Saturday, September 8, 2018

Reflection on War on Peace: The End of Diplomacy and the Decline of American Influence by Ronan Farrow



               War on Peace reads like an extended article and is really closer to journalism than the history books I usually read. It was a really engaging book because of the way that it is novelistic in its descriptions of people and events. Farrow gives you a lot of scene-building so that you get a picture of the characters and understand them really well.
               The book focuses on the last 15-20 years or so of American foreign policy and covers the changes in the Department of State during that period. Mainly, he addresses a change from “talk first, shoot later” to the opposite. Especially in the Trump administration, the diplomatic corps has been weakened, and with it, American power and influence. The main characters are the author and the diplomats he meets in the Foreign Service as well as the higher-ups he interviewed to write the book. The book is kind of unfocused, so this post will be as well.
               In an interview with Kissinger, the former National Security Counsel (I think) states that often it is more tempting for the President to seek the advice of the NSC because they’re in the same building, while the Secretary of State is several blocks away. Kissinger responds to the major theme of the book, the decline of the State Department, by stating that new institutions have arisen in its place, though the author points out that the new institutions (the military, mainly) are not doing the “thoughtful, holistic foreign policy analysis” that State once provided. Kissinger also touched on the American failure in Vietnam. He contrasted the application of containment principles in Europe and in Asia. In Europe, the societies being protected from Communism had existed for hundreds of years and were more or less stable. In Vietnam on the other hand, the state was new and weaker. European societies had just come off of a several-hundred-year hot streak where they competed and strengthened armies and states. Vietnam hadn’t had that experience.

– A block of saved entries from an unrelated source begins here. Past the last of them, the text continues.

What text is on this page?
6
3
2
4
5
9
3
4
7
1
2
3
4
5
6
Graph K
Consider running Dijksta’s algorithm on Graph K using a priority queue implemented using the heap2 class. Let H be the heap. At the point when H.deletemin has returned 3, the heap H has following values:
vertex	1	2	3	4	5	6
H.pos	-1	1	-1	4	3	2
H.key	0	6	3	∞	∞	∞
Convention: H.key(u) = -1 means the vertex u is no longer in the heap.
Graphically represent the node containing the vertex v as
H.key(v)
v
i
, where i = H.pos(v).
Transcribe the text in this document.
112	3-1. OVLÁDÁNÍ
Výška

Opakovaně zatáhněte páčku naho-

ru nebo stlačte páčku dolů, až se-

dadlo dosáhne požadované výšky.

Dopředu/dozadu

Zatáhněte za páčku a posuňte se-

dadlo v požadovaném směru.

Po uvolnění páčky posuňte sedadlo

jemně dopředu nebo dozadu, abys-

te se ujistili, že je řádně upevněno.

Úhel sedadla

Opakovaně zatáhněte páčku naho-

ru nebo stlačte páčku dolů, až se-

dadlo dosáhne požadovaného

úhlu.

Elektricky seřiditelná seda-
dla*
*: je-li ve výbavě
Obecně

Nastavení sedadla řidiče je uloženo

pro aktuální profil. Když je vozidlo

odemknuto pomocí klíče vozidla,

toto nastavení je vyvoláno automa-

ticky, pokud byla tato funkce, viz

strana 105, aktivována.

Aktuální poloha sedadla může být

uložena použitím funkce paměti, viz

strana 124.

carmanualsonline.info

               The book also covers the situation of American relations with Pakistan in depth, the relationship being dominated by the US supply of funds in exchange for cooperation in the War in Afghanistan. The relationship began when Iran, the US’s former big Central Asian ally, overthrew the Shah and stopped being a US ally. The US settled on Pakistan and the relationship began with Pakistan helping the US help the Afghans to throw the Soviets out of Afghanistan. However, this resulted in 40 years of strengthening the Pakistani army at the expense of the civilian state. The too-strong army overthrew civilian governments and also funded terrorist groups that attached India. The major problem that Farrow says the relationship has is that America uses Pakistan purely tactically but doesn’t let them in on strategic planning. That means that Pakistan knows short-term needs, like that the USA needs to use drones in this sector this month, but it doesn’t know what the end goal in Afghanistan is. The US probably doesn’t know either. What’s crazy to me is how much money a lot of State officials wanted to pump into Afghanistan, a blatantly corrupt country that in my opinion has problems that far outweigh its value. Pakistan funds terrorism and is and Islamic fundamentalist nuclear state that constantly harasses India, the largest free democracy in the world. Even after all our aid to Pakistan, the people hate America and we have to send all our aid through NGOs that won’t show our flag.
               I’d recommend this book to anybody interested in foreign policy or anyone joining the Foreign Service. It’s a short read at about 300 pages and not dry at all. I agree with the author that the United States needs to rebuild its diplomatic forces because those investments save a lot of money. I also agree that we need to dedicate ourselves more strongly to human rights, recognizing that there are certain situations where once you insert yourself, atrocities will be committed. Part of committing to human rights is understanding that you cannot be the world policeman. Once you are in a war, your country will kill men, women, and children. That is what war is. That’s why it’s so bad. The idea of looking out for human rights in a war is a total oxymoron. Don’t go to war unless someone else attacks you first and continues to pose a threat to you. If you conquer, you will kill, enslave, and torture. It’s unavoidable and it’s what’s happened in Afghanistan.